Incidentally, this is one of the reasons I am strongly opposed to single-payer plans. While they solve the problems of universal and affordable health care coverage, and eliminate the risk of a person being financially wiped out by large health care costs, they embed into our health care system politically driven and bad medical decisions that become exceptionally difficult to change. This is just one example of an ill-advised set of regulations that takes us backwards.

  Scott MacStravic wrote @ February 21st, 2008 at 8:05 pm

I agree that incentive programs normally do not intend to punish those who fail to modify their behavior, improve their health status, etc. but that when employers initiate a new arrangement whereby everybody will pay an extra $1000 for their health insurance, with special discounts for those who are healthy behavers, this is likely to look a lot like a punishment, and may have effects that look like a lot of employees thought it was.

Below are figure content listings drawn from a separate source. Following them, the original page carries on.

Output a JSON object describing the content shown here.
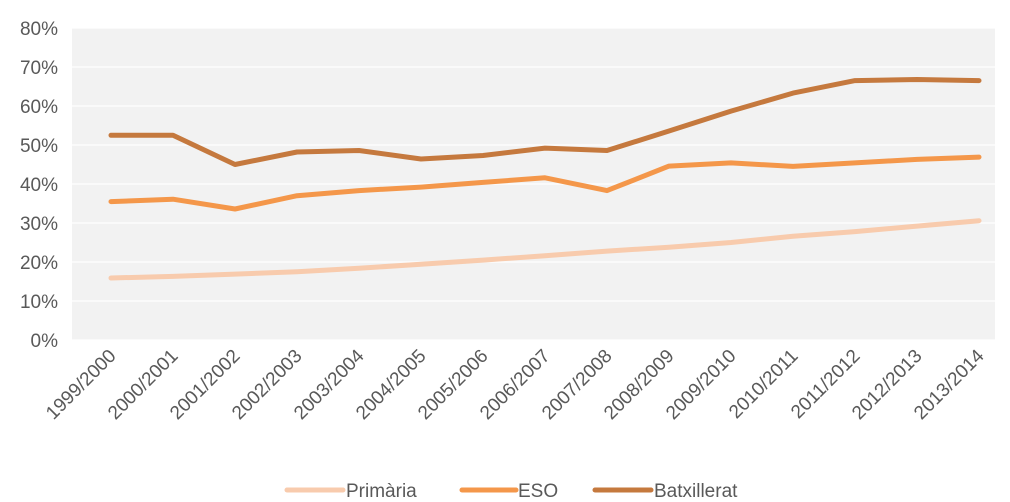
{
  "chart_data": {
    "type": "line",
    "title": "",
    "xlabel": "",
    "ylabel": "",
    "ylim": [
      0,
      80
    ],
    "y_ticks": [
      "0%",
      "10%",
      "20%",
      "30%",
      "40%",
      "50%",
      "60%",
      "70%",
      "80%"
    ],
    "grid": true,
    "legend_position": "bottom",
    "background": "#f2f2f2",
    "categories": [
      "1999/2000",
      "2000/2001",
      "2001/2002",
      "2002/2003",
      "2003/2004",
      "2004/2005",
      "2005/2006",
      "2006/2007",
      "2007/2008",
      "2008/2009",
      "2009/2010",
      "2010/2011",
      "2011/2012",
      "2012/2013",
      "2013/2014"
    ],
    "series": [
      {
        "name": "Primària",
        "color": "#f8cbad",
        "values": [
          15.9,
          16.3,
          16.9,
          17.5,
          18.4,
          19.4,
          20.5,
          21.6,
          22.8,
          23.8,
          25.0,
          26.6,
          27.8,
          29.2,
          30.6
        ]
      },
      {
        "name": "ESO",
        "color": "#f4974a",
        "values": [
          35.5,
          36.1,
          33.6,
          37.0,
          38.3,
          39.2,
          40.4,
          41.6,
          38.3,
          44.6,
          45.4,
          44.5,
          45.4,
          46.3,
          46.9
        ]
      },
      {
        "name": "Batxillerat",
        "color": "#c5793e",
        "values": [
          52.5,
          52.5,
          45.0,
          48.2,
          48.6,
          46.4,
          47.3,
          49.2,
          48.6,
          53.6,
          58.7,
          63.3,
          66.5,
          66.8,
          66.5
        ]
      }
    ]
  }
}
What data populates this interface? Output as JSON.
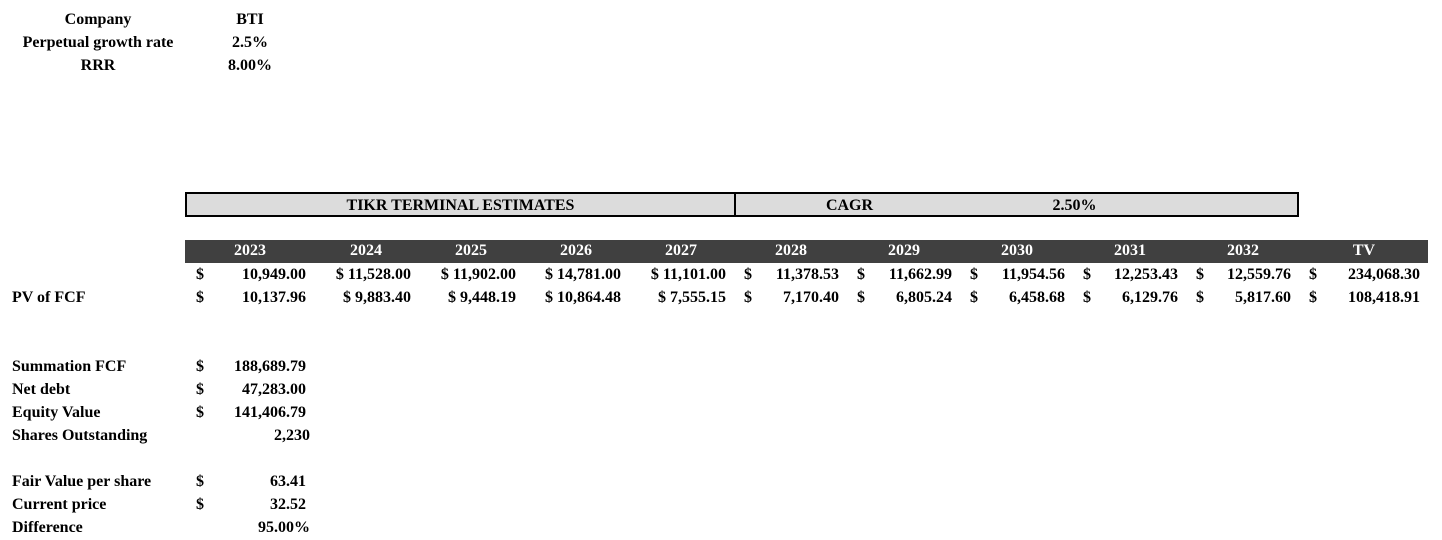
{
  "inputs": {
    "company_label": "Company",
    "company_value": "BTI",
    "growth_label": "Perpetual growth rate",
    "growth_value": "2.5%",
    "rrr_label": "RRR",
    "rrr_value": "8.00%"
  },
  "banner": {
    "title": "TIKR TERMINAL ESTIMATES",
    "cagr_label": "CAGR",
    "cagr_value": "2.50%"
  },
  "years": [
    "2023",
    "2024",
    "2025",
    "2026",
    "2027",
    "2028",
    "2029",
    "2030",
    "2031",
    "2032",
    "TV"
  ],
  "fcf_row": {
    "label": "",
    "values": [
      "$",
      "10,949.00",
      "$ 11,528.00",
      "$ 11,902.00",
      "$ 14,781.00",
      "$ 11,101.00",
      "$",
      "11,378.53",
      "$",
      "11,662.99",
      "$",
      "11,954.56",
      "$",
      "12,253.43",
      "$",
      "12,559.76",
      "$",
      "234,068.30"
    ]
  },
  "pv_row": {
    "label": "PV of FCF",
    "values": [
      "$",
      "10,137.96",
      "$ 9,883.40",
      "$ 9,448.19",
      "$ 10,864.48",
      "$ 7,555.15",
      "$",
      "7,170.40",
      "$",
      "6,805.24",
      "$",
      "6,458.68",
      "$",
      "6,129.76",
      "$",
      "5,817.60",
      "$",
      "108,418.91"
    ]
  },
  "summary": {
    "summation_label": "Summation FCF",
    "summation_cur": "$",
    "summation_value": "188,689.79",
    "net_debt_label": "Net debt",
    "net_debt_cur": "$",
    "net_debt_value": "47,283.00",
    "equity_label": "Equity Value",
    "equity_cur": "$",
    "equity_value": "141,406.79",
    "shares_label": "Shares Outstanding",
    "shares_value": "2,230",
    "fair_label": "Fair Value per share",
    "fair_cur": "$",
    "fair_value": "63.41",
    "price_label": "Current price",
    "price_cur": "$",
    "price_value": "32.52",
    "diff_label": "Difference",
    "diff_value": "95.00%"
  }
}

  Scott MacStravic wrote @ February 21st, 2008 at 8:16 pm

I hate to think that I am promoting “myths” about smokers losing time at work and output due to their taking smoke breaks. Clearly the number they take, how long they are, and whether they make up for lost time while they are at their workstations all make a difference in individual cases, but the research data makes it pretty clear that smokers are, on average, less productive than their non-smoking peers, and not because of health issues alone. This would all be taken care of, of course, if workers were paid for their actual performance and output, a move that tends to increase both by itself, rather than through incentives for healthier behavior or status alone. No one that I know of, and certainly not I, believes that improving health behaviors or status ALONE will improve productivity and performance. There are other things such as individual talent and motivation that can improve or depress both far more than health factors. I try not to simply “believe” that what I write is true, but whenever possible base it on published research, though that is not, of course, always possible. It is, however, relative to smokers.